Caged homes. A term employed to denote “spaces” that could range anywhere from 100 sq. ft. apartments with sprawling sewage pipes and crisscrossed overhead wires and dripping roofs and broken pipes… to sweltering wooden and iron cubicles – twenty of them stacked in a single apartment, some of them measuring no larger than two feet, by three feet, by four feet.
In this city with one million millionaires, another million or so lives under the poverty line. Amongst these, 200,000 are tenants of “homes” such as the ones outlined above – they are all but homes in name only. Homes to bodies, perhaps, but not homes that offer dignity and decency. Homes filled to the brim with filth, clutter, and despair – as their tenants wait year-on-year, with no end in sight, in their quest for a decent shelter.
Euphemistically, or “formally”, these flats are also known as sub-divided flats.
To be fair, sub-divided flats are by no means a Hong Kong-specific phenomenon, though Hong Kong certainly leads the pack globally – and sticks out like a sore thumb amongst the developed world when it comes to the scale, prevalence, and apparent flagrancy of the urban, regimented slums.
I paid a visit to a few sub-divided flats in Tsuen Wan the other day.
The conditions were, imaginably, abhorrent – though I’ve been informed (by both first-hand experiences and on second-hand accounts) that those in Tsuen Wan fare better than their counterparts in Kwun Tong and Sham Shui Po. More “spacious”, “less dilapidated” – or so is claimed.
One of the tenants was a mother of two, who’d migrated to Hong Kong to accompany her mother – who was getting on back then. She’d been on site for three years, with the “site” a daunting, compact, squeezed flat third in a corridor of five, perched precariously atop the first floor of a crumbling building. Winters are bad – they could barely get by under the frigid winds and their walls remain in perennial disarray.
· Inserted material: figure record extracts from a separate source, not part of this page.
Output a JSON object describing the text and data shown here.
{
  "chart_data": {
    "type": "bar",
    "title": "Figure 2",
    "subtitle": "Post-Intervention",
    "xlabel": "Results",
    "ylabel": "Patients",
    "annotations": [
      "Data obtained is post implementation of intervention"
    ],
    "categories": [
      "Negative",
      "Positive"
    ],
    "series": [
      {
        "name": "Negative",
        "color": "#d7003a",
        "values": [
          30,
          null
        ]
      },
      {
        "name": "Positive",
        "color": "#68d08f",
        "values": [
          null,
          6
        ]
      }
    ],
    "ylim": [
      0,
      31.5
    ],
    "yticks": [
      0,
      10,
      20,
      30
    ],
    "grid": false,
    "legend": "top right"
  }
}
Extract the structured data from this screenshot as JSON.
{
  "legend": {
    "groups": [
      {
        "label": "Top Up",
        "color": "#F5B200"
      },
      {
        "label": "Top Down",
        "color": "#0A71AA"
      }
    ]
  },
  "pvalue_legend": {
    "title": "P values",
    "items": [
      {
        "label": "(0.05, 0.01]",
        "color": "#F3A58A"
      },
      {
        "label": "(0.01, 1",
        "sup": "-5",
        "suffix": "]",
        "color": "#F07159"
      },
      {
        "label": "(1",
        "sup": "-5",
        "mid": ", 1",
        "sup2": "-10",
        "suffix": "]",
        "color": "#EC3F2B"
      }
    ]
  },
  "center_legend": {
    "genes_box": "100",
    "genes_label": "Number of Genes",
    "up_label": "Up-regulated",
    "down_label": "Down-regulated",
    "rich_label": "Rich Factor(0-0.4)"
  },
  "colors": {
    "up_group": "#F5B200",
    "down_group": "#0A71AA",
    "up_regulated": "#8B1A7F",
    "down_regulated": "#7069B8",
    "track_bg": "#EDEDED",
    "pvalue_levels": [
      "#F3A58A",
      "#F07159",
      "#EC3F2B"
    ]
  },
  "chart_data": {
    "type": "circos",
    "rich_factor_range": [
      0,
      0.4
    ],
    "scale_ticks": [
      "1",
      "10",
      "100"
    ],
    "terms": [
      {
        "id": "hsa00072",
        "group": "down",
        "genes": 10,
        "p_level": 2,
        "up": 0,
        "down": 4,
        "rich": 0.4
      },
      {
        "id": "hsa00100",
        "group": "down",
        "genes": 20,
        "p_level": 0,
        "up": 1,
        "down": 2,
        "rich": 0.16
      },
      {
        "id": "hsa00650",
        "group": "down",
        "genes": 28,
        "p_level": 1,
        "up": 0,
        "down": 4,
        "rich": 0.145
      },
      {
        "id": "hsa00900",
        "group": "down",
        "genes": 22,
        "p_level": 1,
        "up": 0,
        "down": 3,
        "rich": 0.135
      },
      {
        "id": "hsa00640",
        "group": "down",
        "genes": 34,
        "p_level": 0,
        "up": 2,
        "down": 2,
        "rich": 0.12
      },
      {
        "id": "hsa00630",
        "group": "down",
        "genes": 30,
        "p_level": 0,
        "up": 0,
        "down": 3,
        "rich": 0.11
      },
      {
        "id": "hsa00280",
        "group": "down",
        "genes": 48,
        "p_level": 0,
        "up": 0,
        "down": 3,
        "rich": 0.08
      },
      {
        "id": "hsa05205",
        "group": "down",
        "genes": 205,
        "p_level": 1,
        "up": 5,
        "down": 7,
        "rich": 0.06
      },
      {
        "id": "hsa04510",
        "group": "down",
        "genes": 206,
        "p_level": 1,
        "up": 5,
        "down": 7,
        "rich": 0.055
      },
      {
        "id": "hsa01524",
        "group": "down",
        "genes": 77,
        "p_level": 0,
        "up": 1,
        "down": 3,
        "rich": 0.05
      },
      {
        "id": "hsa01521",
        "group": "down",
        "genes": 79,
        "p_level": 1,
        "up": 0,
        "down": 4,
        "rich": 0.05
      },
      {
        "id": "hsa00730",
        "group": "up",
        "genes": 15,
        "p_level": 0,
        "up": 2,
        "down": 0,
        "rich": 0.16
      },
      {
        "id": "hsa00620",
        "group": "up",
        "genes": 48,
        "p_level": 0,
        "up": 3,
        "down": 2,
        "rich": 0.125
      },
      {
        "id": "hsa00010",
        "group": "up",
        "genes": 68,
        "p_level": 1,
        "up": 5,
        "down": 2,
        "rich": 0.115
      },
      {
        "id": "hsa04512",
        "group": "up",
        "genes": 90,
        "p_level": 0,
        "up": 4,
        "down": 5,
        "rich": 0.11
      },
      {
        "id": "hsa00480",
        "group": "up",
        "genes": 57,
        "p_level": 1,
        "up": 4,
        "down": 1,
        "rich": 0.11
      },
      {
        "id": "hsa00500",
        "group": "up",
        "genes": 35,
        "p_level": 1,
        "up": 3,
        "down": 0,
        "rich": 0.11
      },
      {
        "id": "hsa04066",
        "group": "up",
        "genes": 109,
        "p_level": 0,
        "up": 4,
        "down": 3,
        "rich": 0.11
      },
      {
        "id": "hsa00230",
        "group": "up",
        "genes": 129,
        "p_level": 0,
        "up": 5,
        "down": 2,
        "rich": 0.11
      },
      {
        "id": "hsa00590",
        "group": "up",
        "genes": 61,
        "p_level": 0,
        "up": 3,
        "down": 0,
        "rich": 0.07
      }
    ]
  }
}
But it’s the summers that really get them – a 35 Celsius sauna, coupled with dangling, broken fans and non-functional decades-old wiring and air conditioning: that’s the lived reality that confronts one in 40 of this city’s population. It’s also the awry yet apparently foreseeable byproduct of a housing regime that had, for far too long, prized transient and piecemeal solutions to structural problems.
I could go on for days in elaborating on the atrocious conditions befalling these individuals. But that would be beside the point. I want to focus on solutions.
Much ink has been spilled on fixing the city’s land and housing supply problems. I’m no expert, so I’ll defer to those who know better. But from first-hand conversations with practitioners and social workers, here are a few suggestions that may helpfully plug the short- to medium-term gap – e.g. the interim period between now, and when the government-backed housing supply initiatives truly come into effect.
Firstly, it is imperative that existing caged homes be renovated and revamped in a way that render their conditions more humane. This is not to give a free pass to caged home owners, or those who rent subdivided flats out for profit. Yet these stop-gap measures are necessary, in ensuring that caged homes cease to be bio- and safety hazards, that these caged homes – whilst compact – could at least ensure that their tenants are not rendered susceptible to contagious diseases and active jeopardy. In an ideal Hong Kong, there should be no subdivided flats, no holes in which individuals must bunker up for the evening; yet the practice of politics remain distinct from the theory. It is imperative that the government sends in more regular patrols and enforce stricter regulations – coupled with interim measures that provide for those who are forcefully evicted or left without a shelter as a result of such enforcement – to these apartments. Only through enforcing protocol and guidelines concerning rental contracts and arrangements, could the government see to ending, or at least ameliorating, the blatant exploitation extant today.
Secondly, resources. Everything costs money – that’s a truism. Yet for the poor, it is ever the more important that they be given the ropes and opportunities to lift themselves up. This is not what’s happening in the status quo. From mercurial gas and electricity prices, to the transportation and medical mundanities that one must address, to the hefty fees for tuition and after-school activities (which is not something that most families could afford) – these are all areas of expenditure that impose an active, burdensome toll on tenants. We need private philanthropy and donations – sure; yet we also need the government to more systemically quell these sources of economic angst, to alleviate the burdens that have been thrust upon these individuals. It’s high time that the state stepped up to fulfilling its onus – not just through bureaucratic trusts and sprawling charities and “social work organisations” that have skewed funding structures, but also through working with the local community in delivering the goods and services to the needy.
Finally, caged home tenants’ voices should and must be heard – by all residing in our melting pot of a city. Even if their voices are not heeded, they should be listened to and platformed. Hong Kong’s media environment bizarrely vacillates between raucous acrimony and vacuous political inanities. It’s high time for more media outlets – irrespective of their political orientations and “ideological leanings” – to shine a light on the plights of those who must work 14-hour days, only to sleep on the floor of a “space” little larger than a prison cell, as they head “home”.
A decent home is a matter of moral necessity.